A expressão "preta lixo" foi ouvida pelos vereadores e vereadoras durante o discurso de Paolla em defesa da aprovação do Projeto de Lei nº 245/20, com emenda, que "dispõe sobre o Conselho de Desenvolvimento e Participação da Comunidade Negra e sobre o Fundo Municipal de Valorização da Comunidade Negra". Veja, a seguir, a transcrição das falas dos vereadores no momento da agressão.

Injúria racial
-- Paolla Miguel: "[...] Aqueles que andam com carros caros na cidade de Campinas e definem o rap como sendo uma música de "mano", e depois se retratam falando que isso é uma piada, na verdade isso é, sim, o racismo. E é por isso que a gente precisa ter o Conselho da Comunidade Negra sendo aprovado hoje nessa Casa, para que a gente consiga mais ...
-- Zé Carlos: Eu solicito à vereadora Paolla um tempo para mim. Alguém na platéia disse uma besteira. Nós estamos gravando a sessão, nós vamos buscar as imagens...
-- Gustavo Petta: Presidente!
-- Zé Carlos: ... e quem falou vai pagar...
-- Gustavo Petta: Presidente, pela ordem!
-- Zé Carlos: Pois não, vereador!
-- Gustavo Petta: Nós estamos ouvindo aqui manifestações racistas. Racismo é crime. Eu quero essa requisição dos vídeos, da captação do som, porque nós vamos apurar, identificar e botar na cadeia, botar na cadeia.
-- Zé Carlos: Obrigado, vereador. Já vieram três vereadores aqui falar desse racismo que aconteceu aqui dentro. O pessoal da TV Câmara grava neste momento e já vai separando estas imagens, quem fez isso vai pagar. A gente está pedindo com educação, a gente tem pedido... As imagens falam por si. Vocês fiquem tranquilos que as imagens falam por si, e eu vou expor aqui na Câmara quem foi que falou essa bobagem".
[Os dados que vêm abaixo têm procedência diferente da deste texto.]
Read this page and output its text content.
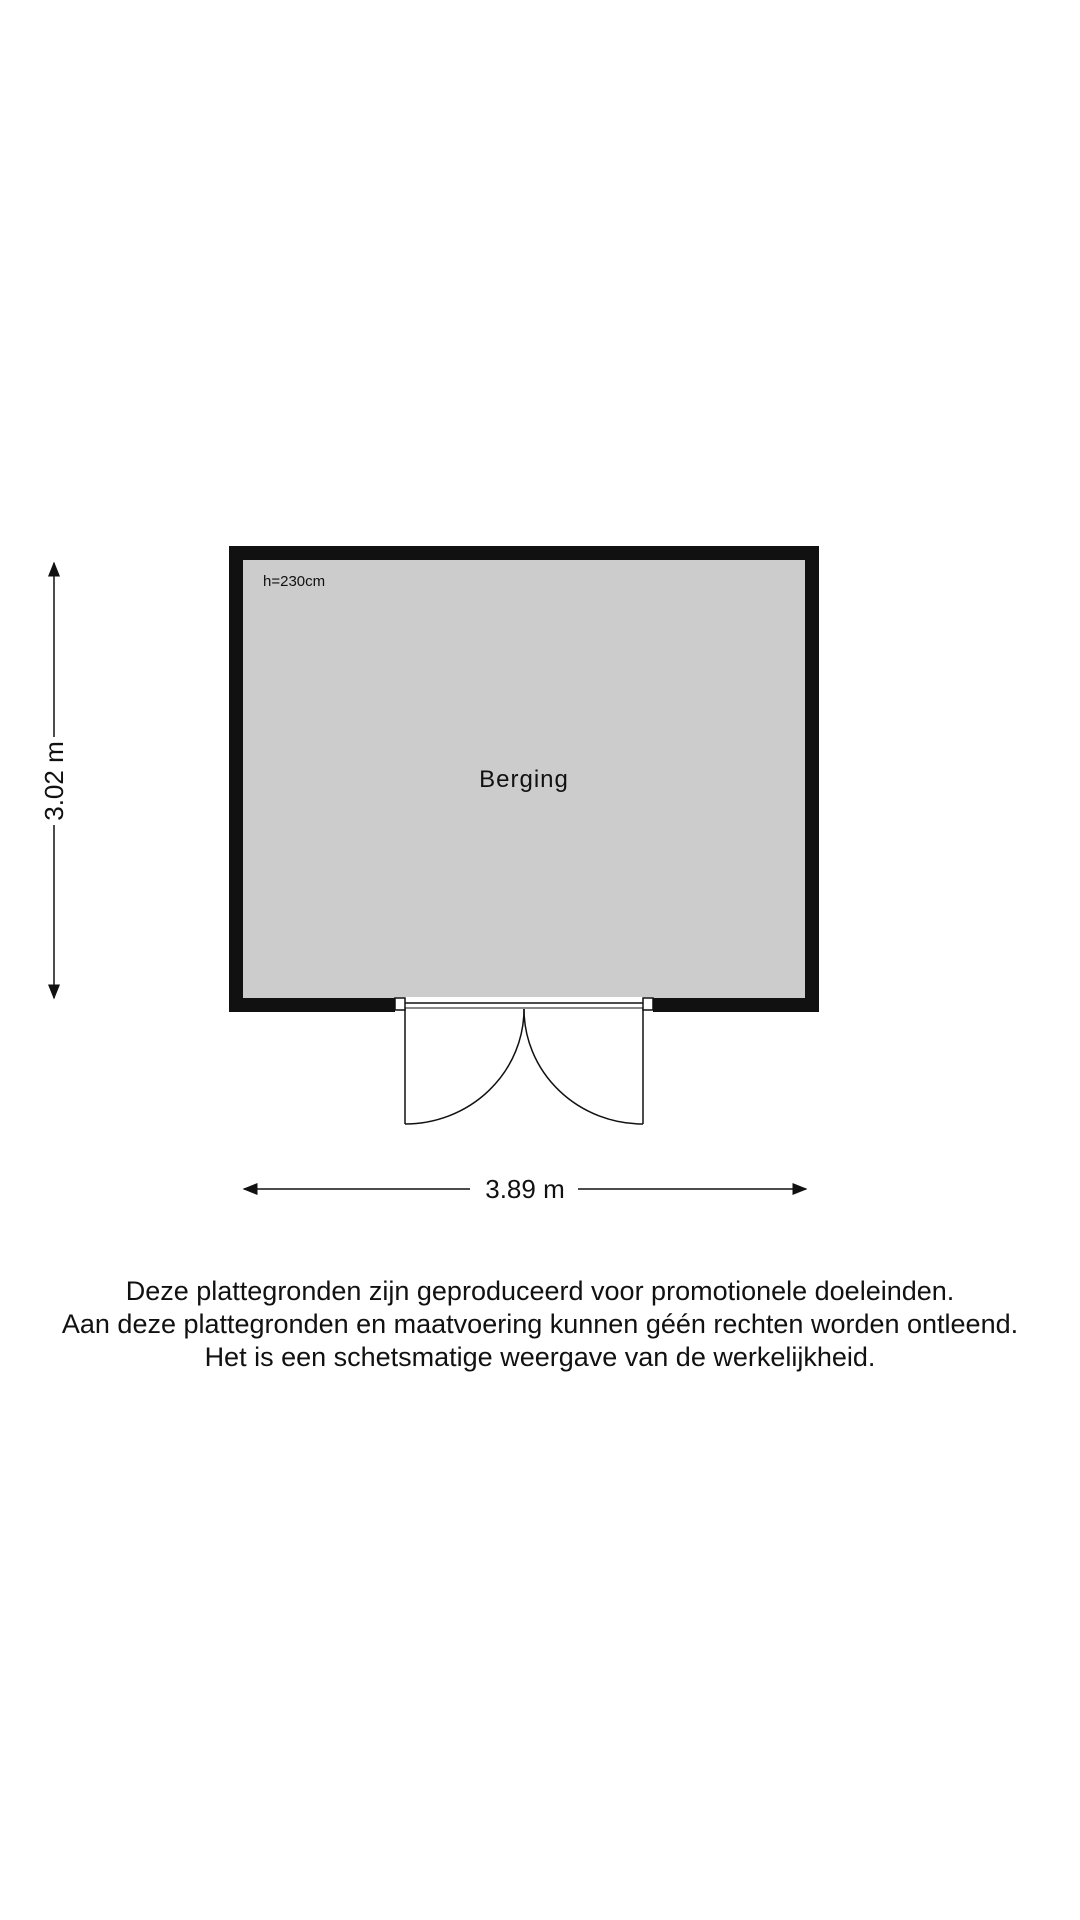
h=230cm
Berging
3.02 m
3.89 m
Deze plattegronden zijn geproduceerd voor promotionele doeleinden.
Aan deze plattegronden en maatvoering kunnen géén rechten worden ontleend.
Het is een schetsmatige weergave van de werkelijkheid.
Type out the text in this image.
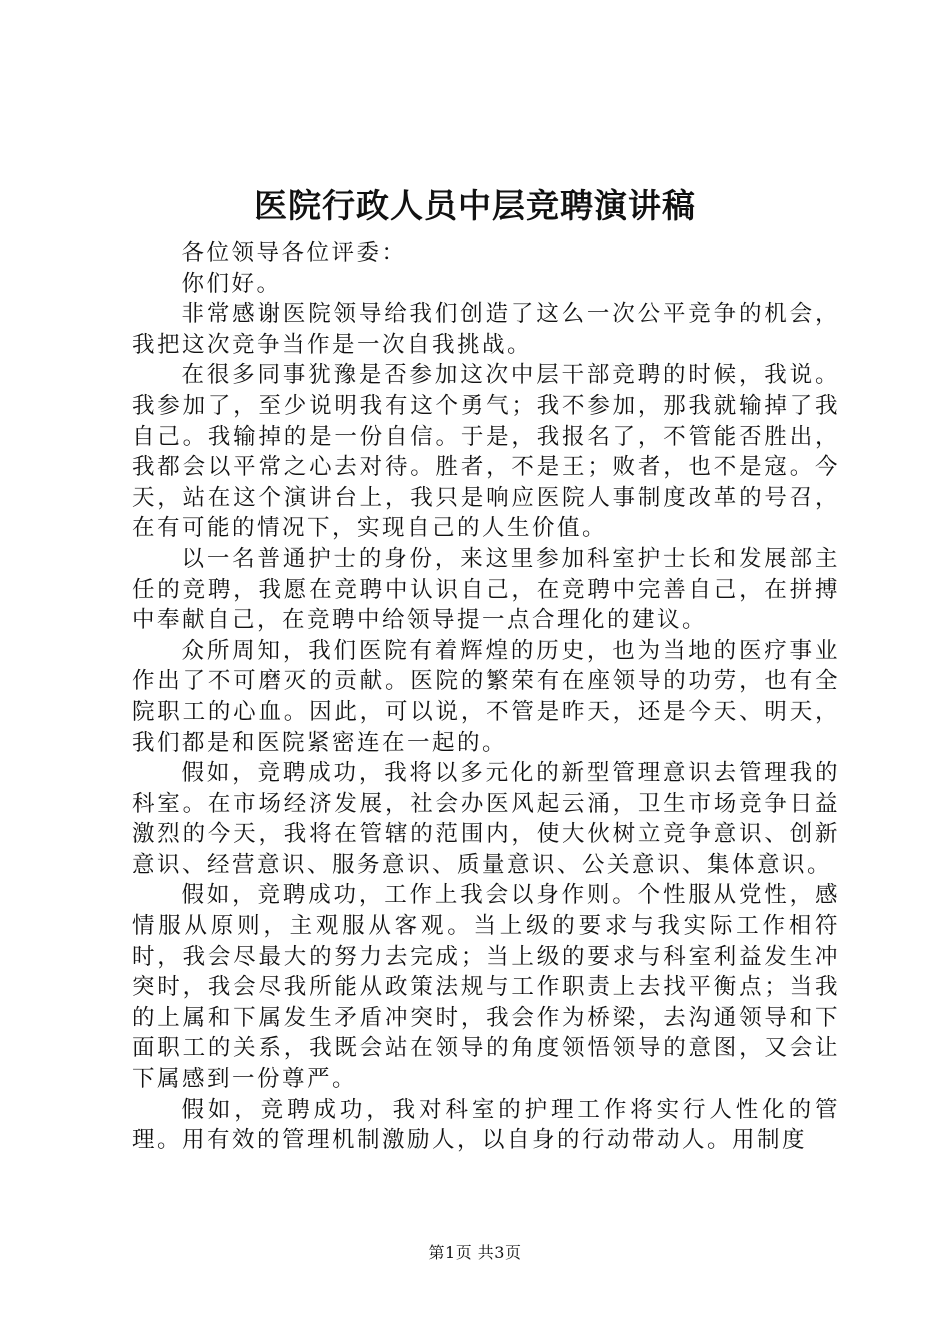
医院行政人员中层竞聘演讲稿

各位领导各位评委：

你们好。

非常感谢医院领导给我们创造了这么一次公平竞争的机会，我把这次竞争当作是一次自我挑战。

在很多同事犹豫是否参加这次中层干部竞聘的时候，我说。我参加了，至少说明我有这个勇气；我不参加，那我就输掉了我自己。我输掉的是一份自信。于是，我报名了，不管能否胜出，我都会以平常之心去对待。胜者，不是王；败者，也不是寇。今天，站在这个演讲台上，我只是响应医院人事制度改革的号召，在有可能的情况下，实现自己的人生价值。

以一名普通护士的身份，来这里参加科室护士长和发展部主任的竞聘，我愿在竞聘中认识自己，在竞聘中完善自己，在拼搏中奉献自己，在竞聘中给领导提一点合理化的建议。

众所周知，我们医院有着辉煌的历史，也为当地的医疗事业作出了不可磨灭的贡献。医院的繁荣有在座领导的功劳，也有全院职工的心血。因此，可以说，不管是昨天，还是今天、明天，我们都是和医院紧密连在一起的。

假如，竞聘成功，我将以多元化的新型管理意识去管理我的科室。在市场经济发展，社会办医风起云涌，卫生市场竞争日益激烈的今天，我将在管辖的范围内，使大伙树立竞争意识、创新意识、经营意识、服务意识、质量意识、公关意识、集体意识。

假如，竞聘成功，工作上我会以身作则。个性服从党性，感情服从原则，主观服从客观。当上级的要求与我实际工作相符时，我会尽最大的努力去完成；当上级的要求与科室利益发生冲突时，我会尽我所能从政策法规与工作职责上去找平衡点；当我的上属和下属发生矛盾冲突时，我会作为桥梁，去沟通领导和下面职工的关系，我既会站在领导的角度领悟领导的意图，又会让下属感到一份尊严。

假如，竞聘成功，我对科室的护理工作将实行人性化的管理。用有效的管理机制激励人，以自身的行动带动人。用制度

第1页 共3页
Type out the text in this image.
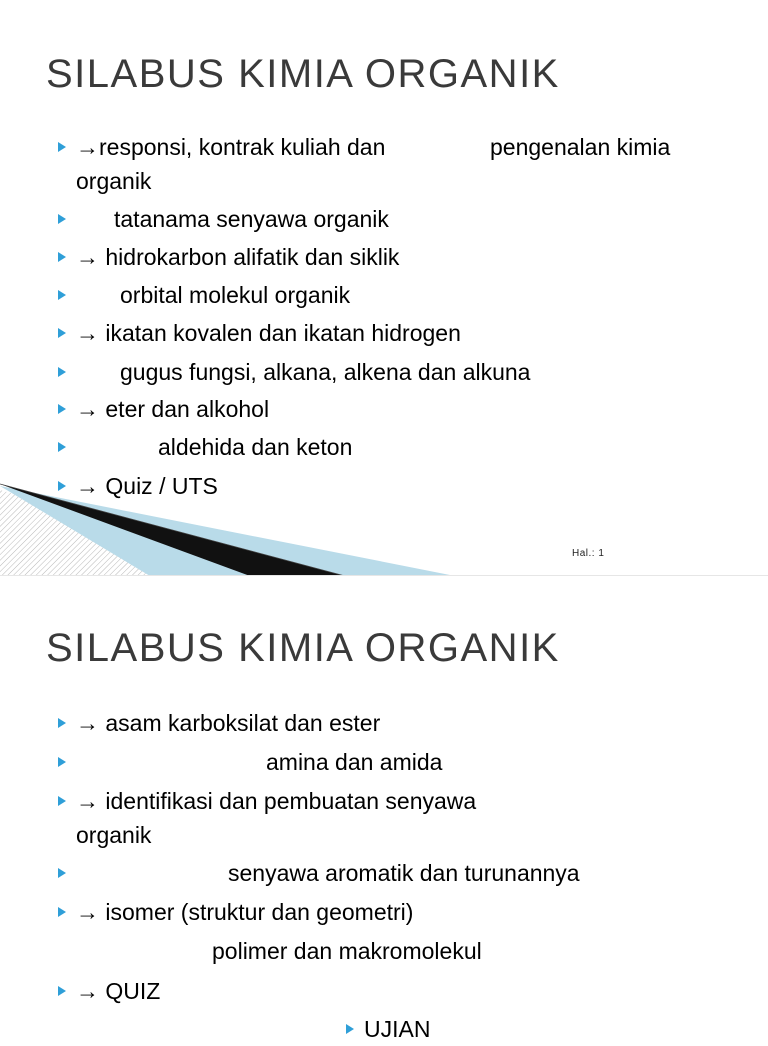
SILABUS KIMIA ORGANIK
→responsi, kontrak kuliah dan	pengenalan kimia
organik
tatanama senyawa organik
→ hidrokarbon alifatik dan siklik
orbital molekul organik
→ ikatan kovalen dan ikatan hidrogen
gugus fungsi, alkana, alkena dan alkuna
→ eter dan alkohol
aldehida dan keton
→ Quiz / UTS
Hal.: 1
SILABUS KIMIA ORGANIK
→ asam karboksilat dan ester
amina dan amida
→ identifikasi dan pembuatan senyawa
organik
senyawa aromatik dan turunannya
→ isomer (struktur dan geometri)
polimer dan makromolekul
→ QUIZ
UJIAN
De acordo com a divulgação feita pela Diretoria de Comunicação da Câmara Municipal, a instituição repudia o "ato repugnante" e fará apuração para identificar seus autores. O vereador Zé Carlos, presidente da Câmara, "se mostrou indignado com a situação e determinou que sejam analisados todos os vídeos – tanto de segurança quanto da TV - e áudios da sessão na tentativa de identificar responsável ou responsáveis pela injúria racial", publicou o portal da Câmara.

O crime de injúria racial se dá com a ofensa baseada na raça, cor, etnia, religião, idade ou deficiência. Além de estar previsto no parágrafo 3º do artigo 140 do código penal, foi considerado pelo Supremo Tribunal Federal (STF), em julgamento no dia 28/10/21, como equiparável ao crime de racismo. Com isso, passou a ser julgado como prática de racismo, que "constitui crime inafiançável e imprescritível, sujeito à pena de reclusão", conforme estabelece o artigo 5º da Constituição.

Por falar em racismo...
No momento em que recebeu o ataque, Paolla se referia justamente à outra manifestação considerada racista ocorrida na última quinta-feira, 04/11, que teve como protagonista a secretária de Cultura de Campinas, Alexandra Capriolli. Sobre esta ocorrência, uma "nota de repúdio" foi publicada, no domingo, 07/11, pelo ComCult (representação da sociedade civil no Conselho Municipal de Política Cultural).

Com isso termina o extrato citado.